Pagina per Luca, in Roma. L’impero per immagini, Istituto Centrale per la Grafica, Palazzo Poli, Roma, 27 marzo – 3 maggio 2015

Luca Campigotto ama la poesia, e certo ponendosi di fronte ai monumenti della romanità ha scelto di distillare prima di tutto una condizione affettiva, il senso di un’esperienza singolare e irripetibile, condividendo con i vagabondaggi romani di Petrarca “spazioso prospetto, silenzio ed amica solitudine”.

Campigotto, Colosseo

Campigotto, Colosseo

È, questa, d’altronde l’unica chiave per sottrarre questi luoghi dalla gromma stratificatissima di sguardi en touriste, di stereotipizzazioni variamente consapevoli, che proprio la loro importanza storica ha accumulato sino a farsene assediare.

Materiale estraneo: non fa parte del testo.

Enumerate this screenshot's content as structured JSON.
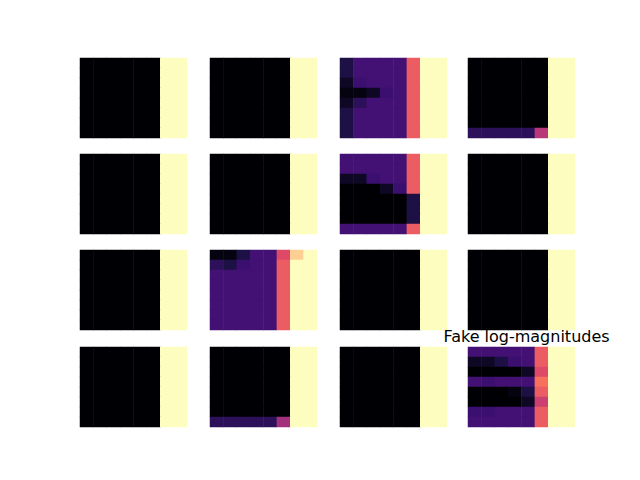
{
  "chart_data": {
    "type": "heatmap",
    "zlim": [
      0,
      1
    ],
    "tick_labels": false,
    "panels": [
      {
        "cells": [
          [
            0,
            0,
            0,
            0,
            0,
            0,
            1,
            1
          ],
          [
            0,
            0,
            0,
            0,
            0,
            0,
            1,
            1
          ],
          [
            0,
            0,
            0,
            0,
            0,
            0,
            1,
            1
          ],
          [
            0,
            0,
            0,
            0,
            0,
            0,
            1,
            1
          ],
          [
            0,
            0,
            0,
            0,
            0,
            0,
            1,
            1
          ],
          [
            0,
            0,
            0,
            0,
            0,
            0,
            1,
            1
          ],
          [
            0,
            0,
            0,
            0,
            0,
            0,
            1,
            1
          ],
          [
            0,
            0,
            0,
            0,
            0,
            0,
            1,
            1
          ]
        ]
      },
      {
        "cells": [
          [
            0,
            0,
            0,
            0,
            0,
            0,
            1,
            1
          ],
          [
            0,
            0,
            0,
            0,
            0,
            0,
            1,
            1
          ],
          [
            0,
            0,
            0,
            0,
            0,
            0,
            1,
            1
          ],
          [
            0,
            0,
            0,
            0,
            0,
            0,
            1,
            1
          ],
          [
            0,
            0,
            0,
            0,
            0,
            0,
            1,
            1
          ],
          [
            0,
            0,
            0,
            0,
            0,
            0,
            1,
            1
          ],
          [
            0,
            0,
            0,
            0,
            0,
            0,
            1,
            1
          ],
          [
            0,
            0,
            0,
            0,
            0,
            0,
            1,
            1
          ]
        ]
      },
      {
        "cells": [
          [
            0.1,
            0.22,
            0.22,
            0.22,
            0.22,
            0.65,
            1,
            1
          ],
          [
            0.1,
            0.22,
            0.22,
            0.22,
            0.22,
            0.65,
            1,
            1
          ],
          [
            0.05,
            0.2,
            0.22,
            0.22,
            0.22,
            0.65,
            1,
            1
          ],
          [
            0.02,
            0.02,
            0.05,
            0.2,
            0.22,
            0.65,
            1,
            1
          ],
          [
            0.05,
            0.15,
            0.22,
            0.22,
            0.22,
            0.65,
            1,
            1
          ],
          [
            0.1,
            0.22,
            0.22,
            0.22,
            0.22,
            0.65,
            1,
            1
          ],
          [
            0.1,
            0.22,
            0.22,
            0.22,
            0.22,
            0.65,
            1,
            1
          ],
          [
            0.1,
            0.22,
            0.22,
            0.22,
            0.22,
            0.65,
            1,
            1
          ]
        ]
      },
      {
        "cells": [
          [
            0,
            0,
            0,
            0,
            0,
            0,
            1,
            1
          ],
          [
            0,
            0,
            0,
            0,
            0,
            0,
            1,
            1
          ],
          [
            0,
            0,
            0,
            0,
            0,
            0,
            1,
            1
          ],
          [
            0,
            0,
            0,
            0,
            0,
            0,
            1,
            1
          ],
          [
            0,
            0,
            0,
            0,
            0,
            0,
            1,
            1
          ],
          [
            0,
            0,
            0,
            0,
            0,
            0,
            1,
            1
          ],
          [
            0,
            0,
            0,
            0,
            0,
            0,
            1,
            1
          ],
          [
            0.15,
            0.15,
            0.15,
            0.15,
            0.15,
            0.5,
            1,
            1
          ]
        ]
      },
      {
        "cells": [
          [
            0,
            0,
            0,
            0,
            0,
            0,
            1,
            1
          ],
          [
            0,
            0,
            0,
            0,
            0,
            0,
            1,
            1
          ],
          [
            0,
            0,
            0,
            0,
            0,
            0,
            1,
            1
          ],
          [
            0,
            0,
            0,
            0,
            0,
            0,
            1,
            1
          ],
          [
            0,
            0,
            0,
            0,
            0,
            0,
            1,
            1
          ],
          [
            0,
            0,
            0,
            0,
            0,
            0,
            1,
            1
          ],
          [
            0,
            0,
            0,
            0,
            0,
            0,
            1,
            1
          ],
          [
            0,
            0,
            0,
            0,
            0,
            0,
            1,
            1
          ]
        ]
      },
      {
        "cells": [
          [
            0,
            0,
            0,
            0,
            0,
            0,
            1,
            1
          ],
          [
            0,
            0,
            0,
            0,
            0,
            0,
            1,
            1
          ],
          [
            0,
            0,
            0,
            0,
            0,
            0,
            1,
            1
          ],
          [
            0,
            0,
            0,
            0,
            0,
            0,
            1,
            1
          ],
          [
            0,
            0,
            0,
            0,
            0,
            0,
            1,
            1
          ],
          [
            0,
            0,
            0,
            0,
            0,
            0,
            1,
            1
          ],
          [
            0,
            0,
            0,
            0,
            0,
            0,
            1,
            1
          ],
          [
            0,
            0,
            0,
            0,
            0,
            0,
            1,
            1
          ]
        ]
      },
      {
        "cells": [
          [
            0.22,
            0.22,
            0.22,
            0.22,
            0.22,
            0.65,
            1,
            1
          ],
          [
            0.22,
            0.22,
            0.22,
            0.22,
            0.22,
            0.65,
            1,
            1
          ],
          [
            0.05,
            0.05,
            0.2,
            0.22,
            0.22,
            0.65,
            1,
            1
          ],
          [
            0,
            0,
            0,
            0.05,
            0.2,
            0.65,
            1,
            1
          ],
          [
            0,
            0,
            0,
            0,
            0,
            0.1,
            1,
            1
          ],
          [
            0,
            0,
            0,
            0,
            0,
            0.1,
            1,
            1
          ],
          [
            0,
            0,
            0,
            0,
            0,
            0.1,
            1,
            1
          ],
          [
            0.22,
            0.22,
            0.22,
            0.22,
            0.22,
            0.65,
            1,
            1
          ]
        ]
      },
      {
        "cells": [
          [
            0,
            0,
            0,
            0,
            0,
            0,
            1,
            1
          ],
          [
            0,
            0,
            0,
            0,
            0,
            0,
            1,
            1
          ],
          [
            0,
            0,
            0,
            0,
            0,
            0,
            1,
            1
          ],
          [
            0,
            0,
            0,
            0,
            0,
            0,
            1,
            1
          ],
          [
            0,
            0,
            0,
            0,
            0,
            0,
            1,
            1
          ],
          [
            0,
            0,
            0,
            0,
            0,
            0,
            1,
            1
          ],
          [
            0,
            0,
            0,
            0,
            0,
            0,
            1,
            1
          ],
          [
            0,
            0,
            0,
            0,
            0,
            0,
            1,
            1
          ]
        ]
      },
      {
        "cells": [
          [
            0,
            0,
            0,
            0,
            0,
            0,
            1,
            1
          ],
          [
            0,
            0,
            0,
            0,
            0,
            0,
            1,
            1
          ],
          [
            0,
            0,
            0,
            0,
            0,
            0,
            1,
            1
          ],
          [
            0,
            0,
            0,
            0,
            0,
            0,
            1,
            1
          ],
          [
            0,
            0,
            0,
            0,
            0,
            0,
            1,
            1
          ],
          [
            0,
            0,
            0,
            0,
            0,
            0,
            1,
            1
          ],
          [
            0,
            0,
            0,
            0,
            0,
            0,
            1,
            1
          ],
          [
            0,
            0,
            0,
            0,
            0,
            0,
            1,
            1
          ]
        ]
      },
      {
        "cells": [
          [
            0.02,
            0.02,
            0.1,
            0.22,
            0.22,
            0.6,
            0.9,
            1
          ],
          [
            0.15,
            0.1,
            0.2,
            0.22,
            0.22,
            0.65,
            1,
            1
          ],
          [
            0.22,
            0.22,
            0.22,
            0.22,
            0.22,
            0.65,
            1,
            1
          ],
          [
            0.22,
            0.22,
            0.22,
            0.22,
            0.22,
            0.65,
            1,
            1
          ],
          [
            0.22,
            0.22,
            0.22,
            0.22,
            0.22,
            0.65,
            1,
            1
          ],
          [
            0.22,
            0.22,
            0.22,
            0.22,
            0.22,
            0.65,
            1,
            1
          ],
          [
            0.22,
            0.22,
            0.22,
            0.22,
            0.22,
            0.65,
            1,
            1
          ],
          [
            0.22,
            0.22,
            0.22,
            0.22,
            0.22,
            0.65,
            1,
            1
          ]
        ]
      },
      {
        "cells": [
          [
            0,
            0,
            0,
            0,
            0,
            0,
            1,
            1
          ],
          [
            0,
            0,
            0,
            0,
            0,
            0,
            1,
            1
          ],
          [
            0,
            0,
            0,
            0,
            0,
            0,
            1,
            1
          ],
          [
            0,
            0,
            0,
            0,
            0,
            0,
            1,
            1
          ],
          [
            0,
            0,
            0,
            0,
            0,
            0,
            1,
            1
          ],
          [
            0,
            0,
            0,
            0,
            0,
            0,
            1,
            1
          ],
          [
            0,
            0,
            0,
            0,
            0,
            0,
            1,
            1
          ],
          [
            0,
            0,
            0,
            0,
            0,
            0,
            1,
            1
          ]
        ]
      },
      {
        "cells": [
          [
            0,
            0,
            0,
            0,
            0,
            0,
            1,
            1
          ],
          [
            0,
            0,
            0,
            0,
            0,
            0,
            1,
            1
          ],
          [
            0,
            0,
            0,
            0,
            0,
            0,
            1,
            1
          ],
          [
            0,
            0,
            0,
            0,
            0,
            0,
            1,
            1
          ],
          [
            0,
            0,
            0,
            0,
            0,
            0,
            1,
            1
          ],
          [
            0,
            0,
            0,
            0,
            0,
            0,
            1,
            1
          ],
          [
            0,
            0,
            0,
            0,
            0,
            0,
            1,
            1
          ],
          [
            0,
            0,
            0,
            0,
            0,
            0,
            1,
            1
          ]
        ]
      },
      {
        "cells": [
          [
            0,
            0,
            0,
            0,
            0,
            0,
            1,
            1
          ],
          [
            0,
            0,
            0,
            0,
            0,
            0,
            1,
            1
          ],
          [
            0,
            0,
            0,
            0,
            0,
            0,
            1,
            1
          ],
          [
            0,
            0,
            0,
            0,
            0,
            0,
            1,
            1
          ],
          [
            0,
            0,
            0,
            0,
            0,
            0,
            1,
            1
          ],
          [
            0,
            0,
            0,
            0,
            0,
            0,
            1,
            1
          ],
          [
            0,
            0,
            0,
            0,
            0,
            0,
            1,
            1
          ],
          [
            0,
            0,
            0,
            0,
            0,
            0,
            1,
            1
          ]
        ]
      },
      {
        "cells": [
          [
            0,
            0,
            0,
            0,
            0,
            0,
            1,
            1
          ],
          [
            0,
            0,
            0,
            0,
            0,
            0,
            1,
            1
          ],
          [
            0,
            0,
            0,
            0,
            0,
            0,
            1,
            1
          ],
          [
            0,
            0,
            0,
            0,
            0,
            0,
            1,
            1
          ],
          [
            0,
            0,
            0,
            0,
            0,
            0,
            1,
            1
          ],
          [
            0,
            0,
            0,
            0,
            0,
            0,
            1,
            1
          ],
          [
            0,
            0,
            0,
            0,
            0,
            0,
            1,
            1
          ],
          [
            0.15,
            0.15,
            0.15,
            0.15,
            0.15,
            0.45,
            1,
            1
          ]
        ]
      },
      {
        "cells": [
          [
            0,
            0,
            0,
            0,
            0,
            0,
            1,
            1
          ],
          [
            0,
            0,
            0,
            0,
            0,
            0,
            1,
            1
          ],
          [
            0,
            0,
            0,
            0,
            0,
            0,
            1,
            1
          ],
          [
            0,
            0,
            0,
            0,
            0,
            0,
            1,
            1
          ],
          [
            0,
            0,
            0,
            0,
            0,
            0,
            1,
            1
          ],
          [
            0,
            0,
            0,
            0,
            0,
            0,
            1,
            1
          ],
          [
            0,
            0,
            0,
            0,
            0,
            0,
            1,
            1
          ],
          [
            0,
            0,
            0,
            0,
            0,
            0,
            1,
            1
          ]
        ]
      },
      {
        "title": "Fake log-magnitudes",
        "cells": [
          [
            0.22,
            0.22,
            0.22,
            0.22,
            0.22,
            0.65,
            1,
            1
          ],
          [
            0.05,
            0.05,
            0.1,
            0.2,
            0.22,
            0.65,
            1,
            1
          ],
          [
            0,
            0,
            0,
            0,
            0.05,
            0.6,
            1,
            1
          ],
          [
            0.22,
            0.2,
            0.22,
            0.22,
            0.22,
            0.7,
            1,
            1
          ],
          [
            0,
            0,
            0,
            0.02,
            0.1,
            0.65,
            1,
            1
          ],
          [
            0,
            0,
            0,
            0,
            0.05,
            0.55,
            1,
            1
          ],
          [
            0.2,
            0.2,
            0.22,
            0.22,
            0.22,
            0.65,
            1,
            1
          ],
          [
            0.22,
            0.22,
            0.22,
            0.22,
            0.22,
            0.65,
            1,
            1
          ]
        ]
      }
    ]
  }
}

Campigotto non agisce raffreddando il proprio sguardo in distanza documentaristica. Men che meno si fa coinvolgere da retoriche rovinistiche. È ben vero, con Chateaubriand, che “tutti gli uomini hanno una segreta attrazione per le rovine”, e che, per citare la frase celeberrima di Francesco Albertini, 1510, “nam quanta Roma fuit ipsa ruina docet”: ma ritrovare una condizione sorgiva di stupore, che la memoria e la cultura (e con esse la filigrana mitica, e i trascorrimenti fantastici possibili) alimentino ma non circoscrivano, è ragione diversa di visione, che con rigore difficile l’autore filtra all’essenza.

Dunque Campigotto si inerpica sulla montagna dei saputi, delle memorie e degli stereotipi sino a non vedere null’altro che ciò che lo sguardo nudo definisce e risentire l’emozione asciutta e potente di quell’incontro, ultimo e primo insieme. Che è, il viaggio svolgendosi nell’idea di Roma, l’incontro con la bellezza per antonomasia, mentre l’intelletto ragiona sul fatto che proprio queste sono le matrici della nostra stessa idea di bellezza.

Campigotto, Acquedotto di Los Milagros, Mérida

Campigotto, Acquedotto di Los Milagros, Mérida

Egli si pone, solo, di fronte ai monumenti, anch’essi solitari e straniati in una condizione luminosa non ordinaria. La sua scommessa è lo scarto brusco – ma appartato, silenzioso, non declamato – dalla burocrazia del rappresentare, così come dall’esibizione della meraviglia da fattoide estetico cui siamo adusi.

Altra è la maraviglia di cui è in cerca, che gli si manifesta nel tempo concentratissimo dell’esperienza dello sguardo, nel tempo separato dello scrutinio, dello scatto, dell’elaborazione in cui, dantescamente, “con lo intelletto vedere”: all’incrocio tra la storicità tramata di segni e narrazioni coagulata, ma ancor viva, nel documento e la straordinaria intensificazione del suo stesso sapersi esistere, in quel luogo, in quel momento.

“La fotografia è la mia macchina del tempo”, ha scritto Campigotto. A patto di ben intendere che il suo è lo sguardo altro di un altro tempo, quello della soggettività che egli mette in gioco ad ogni tappa del suo viaggiare teoricamente illimite perché egli sa bene, con Juan Ramón Jiménez, che “lo infinito / está dentro”.